David B. Kewer, president and chief executive officer of Eskimo Pie
Corporation, said that this amendment was required to satisfy certain regulatory
technicalities and will not affect the price to be paid to Eskimo Pie
shareholders on consummation of the transaction.
The parties anticipate that proxy materials relating to the special
meeting of Eskimo Pie shareholders will be mailed sometime in July and that the
special meeting of shareholders will be held in August 2000. The proposed
transaction, whether it is consummated in the form of a merger or a tender
offer, remains subject to customary closing conditions.
Eskimo Pie Corporation, headquartered in Richmond, Virginia, created the frozen
novelty industry in 1921 with the invention of the Eskimo Pie ice cream bar.
Today, the Company markets a broad range of frozen novelties, ice cream and
sorbet products under the Eskimo Pie, Real Fruit, Welch's, Weight Watchers Smart
Ones, SnackWell's and OREO brand names.
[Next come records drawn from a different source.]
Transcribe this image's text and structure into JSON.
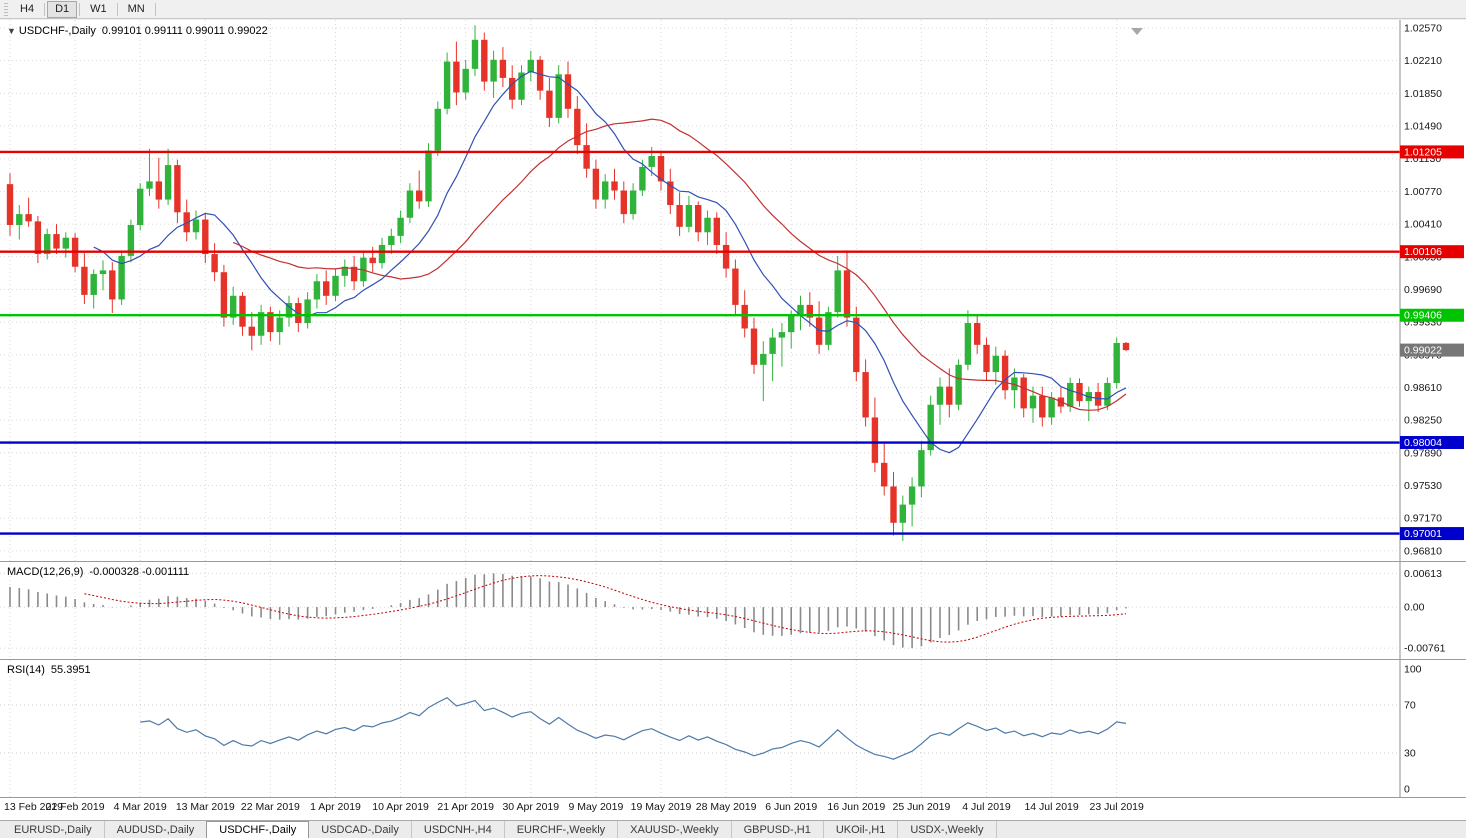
{
  "toolbar": {
    "periods": [
      "H4",
      "D1",
      "W1",
      "MN"
    ],
    "active": "D1"
  },
  "chart_data": {
    "type": "candlestick",
    "title": "USDCHF-,Daily",
    "ohlc_text": "0.99101 0.99111 0.99011 0.99022",
    "price_min": 0.9682,
    "price_max": 1.0257,
    "price_ticks": [
      "1.02570",
      "1.02210",
      "1.01850",
      "1.01490",
      "1.01130",
      "1.00770",
      "1.00410",
      "1.00050",
      "0.99690",
      "0.99330",
      "0.98970",
      "0.98610",
      "0.98250",
      "0.97890",
      "0.97530",
      "0.97170",
      "0.96810"
    ],
    "x_labels": [
      "13 Feb 2019",
      "22 Feb 2019",
      "4 Mar 2019",
      "13 Mar 2019",
      "22 Mar 2019",
      "1 Apr 2019",
      "10 Apr 2019",
      "21 Apr 2019",
      "30 Apr 2019",
      "9 May 2019",
      "19 May 2019",
      "28 May 2019",
      "6 Jun 2019",
      "16 Jun 2019",
      "25 Jun 2019",
      "4 Jul 2019",
      "14 Jul 2019",
      "23 Jul 2019"
    ],
    "x_label_step": 7,
    "candles": [
      [
        1.0085,
        1.0097,
        1.0028,
        1.004
      ],
      [
        1.004,
        1.0062,
        1.0024,
        1.0052
      ],
      [
        1.0052,
        1.007,
        1.0038,
        1.0044
      ],
      [
        1.0044,
        1.005,
        0.9998,
        1.0008
      ],
      [
        1.0008,
        1.0036,
        1.0002,
        1.003
      ],
      [
        1.003,
        1.0041,
        1.0008,
        1.0014
      ],
      [
        1.0014,
        1.0032,
        1.0004,
        1.0026
      ],
      [
        1.0026,
        1.0031,
        0.9988,
        0.9994
      ],
      [
        0.9994,
        1.0009,
        0.9953,
        0.9963
      ],
      [
        0.9963,
        0.9991,
        0.9948,
        0.9986
      ],
      [
        0.9986,
        1.0001,
        0.9968,
        0.999
      ],
      [
        0.999,
        0.9999,
        0.9943,
        0.9958
      ],
      [
        0.9958,
        1.0012,
        0.9952,
        1.0006
      ],
      [
        1.0006,
        1.0046,
        0.9999,
        1.004
      ],
      [
        1.004,
        1.0086,
        1.0034,
        1.008
      ],
      [
        1.008,
        1.0124,
        1.0072,
        1.0088
      ],
      [
        1.0088,
        1.0114,
        1.0058,
        1.0068
      ],
      [
        1.0068,
        1.0124,
        1.0062,
        1.0106
      ],
      [
        1.0106,
        1.0112,
        1.0042,
        1.0054
      ],
      [
        1.0054,
        1.0068,
        1.0022,
        1.0032
      ],
      [
        1.0032,
        1.0056,
        1.0024,
        1.0046
      ],
      [
        1.0046,
        1.0052,
        0.9998,
        1.0008
      ],
      [
        1.0008,
        1.002,
        0.9978,
        0.9988
      ],
      [
        0.9988,
        0.9996,
        0.9928,
        0.9938
      ],
      [
        0.9938,
        0.9972,
        0.993,
        0.9962
      ],
      [
        0.9962,
        0.9966,
        0.9918,
        0.9928
      ],
      [
        0.9928,
        0.9944,
        0.9902,
        0.9918
      ],
      [
        0.9918,
        0.9952,
        0.9908,
        0.9944
      ],
      [
        0.9944,
        0.995,
        0.9912,
        0.9922
      ],
      [
        0.9922,
        0.9946,
        0.9908,
        0.9938
      ],
      [
        0.9938,
        0.9962,
        0.9928,
        0.9954
      ],
      [
        0.9954,
        0.996,
        0.9922,
        0.9932
      ],
      [
        0.9932,
        0.9966,
        0.9926,
        0.9958
      ],
      [
        0.9958,
        0.9986,
        0.9948,
        0.9978
      ],
      [
        0.9978,
        0.999,
        0.9952,
        0.9962
      ],
      [
        0.9962,
        0.9992,
        0.9956,
        0.9984
      ],
      [
        0.9984,
        1.0002,
        0.9972,
        0.9994
      ],
      [
        0.9994,
        1.0006,
        0.9968,
        0.9978
      ],
      [
        0.9978,
        1.0012,
        0.9972,
        1.0004
      ],
      [
        1.0004,
        1.0016,
        0.9988,
        0.9998
      ],
      [
        0.9998,
        1.0026,
        0.9992,
        1.0018
      ],
      [
        1.0018,
        1.0036,
        1.0008,
        1.0028
      ],
      [
        1.0028,
        1.0056,
        1.002,
        1.0048
      ],
      [
        1.0048,
        1.0086,
        1.0042,
        1.0078
      ],
      [
        1.0078,
        1.01,
        1.0058,
        1.0066
      ],
      [
        1.0066,
        1.013,
        1.006,
        1.0122
      ],
      [
        1.0122,
        1.0176,
        1.0116,
        1.0168
      ],
      [
        1.0168,
        1.023,
        1.0162,
        1.022
      ],
      [
        1.022,
        1.0242,
        1.0172,
        1.0186
      ],
      [
        1.0186,
        1.0222,
        1.0178,
        1.0212
      ],
      [
        1.0212,
        1.026,
        1.0204,
        1.0244
      ],
      [
        1.0244,
        1.0252,
        1.0188,
        1.0198
      ],
      [
        1.0198,
        1.0232,
        1.018,
        1.0222
      ],
      [
        1.0222,
        1.0236,
        1.0192,
        1.0202
      ],
      [
        1.0202,
        1.0216,
        1.0168,
        1.0178
      ],
      [
        1.0178,
        1.0216,
        1.0172,
        1.0208
      ],
      [
        1.0208,
        1.0232,
        1.0198,
        1.0222
      ],
      [
        1.0222,
        1.0226,
        1.0178,
        1.0188
      ],
      [
        1.0188,
        1.0202,
        1.0148,
        1.0158
      ],
      [
        1.0158,
        1.0216,
        1.0152,
        1.0206
      ],
      [
        1.0206,
        1.022,
        1.0158,
        1.0168
      ],
      [
        1.0168,
        1.0182,
        1.0118,
        1.0128
      ],
      [
        1.0128,
        1.0152,
        1.0092,
        1.0102
      ],
      [
        1.0102,
        1.0112,
        1.0058,
        1.0068
      ],
      [
        1.0068,
        1.0096,
        1.0058,
        1.0088
      ],
      [
        1.0088,
        1.0102,
        1.0068,
        1.0078
      ],
      [
        1.0078,
        1.0088,
        1.0042,
        1.0052
      ],
      [
        1.0052,
        1.0086,
        1.0046,
        1.0078
      ],
      [
        1.0078,
        1.0112,
        1.0072,
        1.0104
      ],
      [
        1.0104,
        1.0126,
        1.0094,
        1.0116
      ],
      [
        1.0116,
        1.0122,
        1.0078,
        1.0088
      ],
      [
        1.0088,
        1.0102,
        1.0052,
        1.0062
      ],
      [
        1.0062,
        1.0076,
        1.0028,
        1.0038
      ],
      [
        1.0038,
        1.0072,
        1.0032,
        1.0062
      ],
      [
        1.0062,
        1.0066,
        1.0022,
        1.0032
      ],
      [
        1.0032,
        1.0056,
        1.0018,
        1.0048
      ],
      [
        1.0048,
        1.0054,
        1.0008,
        1.0018
      ],
      [
        1.0018,
        1.0032,
        0.9982,
        0.9992
      ],
      [
        0.9992,
        1.0002,
        0.9942,
        0.9952
      ],
      [
        0.9952,
        0.9968,
        0.9916,
        0.9926
      ],
      [
        0.9926,
        0.9938,
        0.9876,
        0.9886
      ],
      [
        0.9886,
        0.9912,
        0.9846,
        0.9898
      ],
      [
        0.9898,
        0.9926,
        0.9868,
        0.9916
      ],
      [
        0.9916,
        0.9932,
        0.9884,
        0.9922
      ],
      [
        0.9922,
        0.9946,
        0.9904,
        0.994
      ],
      [
        0.994,
        0.9962,
        0.9924,
        0.9952
      ],
      [
        0.9952,
        0.9966,
        0.9928,
        0.9938
      ],
      [
        0.9938,
        0.9956,
        0.9898,
        0.9908
      ],
      [
        0.9908,
        0.995,
        0.9902,
        0.9944
      ],
      [
        0.9944,
        1.0006,
        0.9938,
        0.999
      ],
      [
        0.999,
        1.0012,
        0.9928,
        0.9938
      ],
      [
        0.9938,
        0.995,
        0.9868,
        0.9878
      ],
      [
        0.9878,
        0.9892,
        0.9818,
        0.9828
      ],
      [
        0.9828,
        0.985,
        0.9768,
        0.9778
      ],
      [
        0.9778,
        0.98,
        0.9742,
        0.9752
      ],
      [
        0.9752,
        0.9768,
        0.9698,
        0.9712
      ],
      [
        0.9712,
        0.9742,
        0.9692,
        0.9732
      ],
      [
        0.9732,
        0.9762,
        0.9708,
        0.9752
      ],
      [
        0.9752,
        0.9802,
        0.974,
        0.9792
      ],
      [
        0.9792,
        0.9852,
        0.9786,
        0.9842
      ],
      [
        0.9842,
        0.9872,
        0.982,
        0.9862
      ],
      [
        0.9862,
        0.9882,
        0.9828,
        0.9842
      ],
      [
        0.9842,
        0.9892,
        0.9836,
        0.9886
      ],
      [
        0.9886,
        0.9946,
        0.988,
        0.9932
      ],
      [
        0.9932,
        0.9942,
        0.9898,
        0.9908
      ],
      [
        0.9908,
        0.9916,
        0.9868,
        0.9878
      ],
      [
        0.9878,
        0.9906,
        0.9864,
        0.9896
      ],
      [
        0.9896,
        0.9902,
        0.9848,
        0.9858
      ],
      [
        0.9858,
        0.9882,
        0.9838,
        0.9872
      ],
      [
        0.9872,
        0.9876,
        0.9828,
        0.9838
      ],
      [
        0.9838,
        0.9862,
        0.9822,
        0.9852
      ],
      [
        0.9852,
        0.9862,
        0.9818,
        0.9828
      ],
      [
        0.9828,
        0.9856,
        0.982,
        0.985
      ],
      [
        0.985,
        0.9861,
        0.9833,
        0.984
      ],
      [
        0.984,
        0.9872,
        0.9834,
        0.9866
      ],
      [
        0.9866,
        0.9871,
        0.984,
        0.9846
      ],
      [
        0.9846,
        0.9862,
        0.9824,
        0.9856
      ],
      [
        0.9856,
        0.9866,
        0.9834,
        0.9841
      ],
      [
        0.9841,
        0.9872,
        0.9836,
        0.9866
      ],
      [
        0.9866,
        0.9916,
        0.986,
        0.991
      ],
      [
        0.99101,
        0.99111,
        0.99011,
        0.99022
      ]
    ],
    "hlines": [
      {
        "label": "1.01205",
        "value": 1.01205,
        "color": "#e60000"
      },
      {
        "label": "1.00106",
        "value": 1.00106,
        "color": "#e60000"
      },
      {
        "label": "0.99406",
        "value": 0.99406,
        "color": "#00c400"
      },
      {
        "label": "0.98004",
        "value": 0.98004,
        "color": "#0000cc"
      },
      {
        "label": "0.97001",
        "value": 0.97001,
        "color": "#0000cc"
      }
    ],
    "current_price": {
      "label": "0.99022",
      "value": 0.99022,
      "color": "#777777"
    },
    "moving_averages": [
      {
        "period": 10,
        "color": "#3050b4"
      },
      {
        "period": 25,
        "color": "#c23030"
      }
    ],
    "colors": {
      "up": "#2fb33a",
      "down": "#e63329",
      "grid": "#d8d8d8",
      "background": "#ffffff"
    }
  },
  "macd_panel": {
    "label": "MACD(12,26,9)",
    "values_text": "-0.000328 -0.001111",
    "value_main": -0.000328,
    "value_signal": -0.001111,
    "fast": 12,
    "slow": 26,
    "signal": 9,
    "axis_top": "0.00613",
    "axis_zero": "0.00",
    "axis_bottom": "-0.00761",
    "histogram_color": "#8a8a8a",
    "signal_color": "#c00000"
  },
  "rsi_panel": {
    "label": "RSI(14)",
    "value": "55.3951",
    "period": 14,
    "axis_labels": [
      "100",
      "70",
      "30",
      "0"
    ],
    "levels": [
      70,
      30
    ],
    "line_color": "#4d7aa8"
  },
  "bottom_tabs": {
    "active_index": 2,
    "items": [
      "EURUSD-,Daily",
      "AUDUSD-,Daily",
      "USDCHF-,Daily",
      "USDCAD-,Daily",
      "USDCNH-,H4",
      "EURCHF-,Weekly",
      "XAUUSD-,Weekly",
      "GBPUSD-,H1",
      "UKOil-,H1",
      "USDX-,Weekly"
    ]
  }
}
These nationally branded products are
generally manufactured by a select group of licensed dairies who purchase the
necessary flavors ingredients and packaging directly from the Company. Eskimo
Pie Foodservice is a leading supplier of premium soft serve ice cream, frozen
yogurt, custard and smoothies to the foodservice industry. The Company also
sells a full line of quality flavors and ingredients for use in private label
dairy products in addition to the brands it licenses.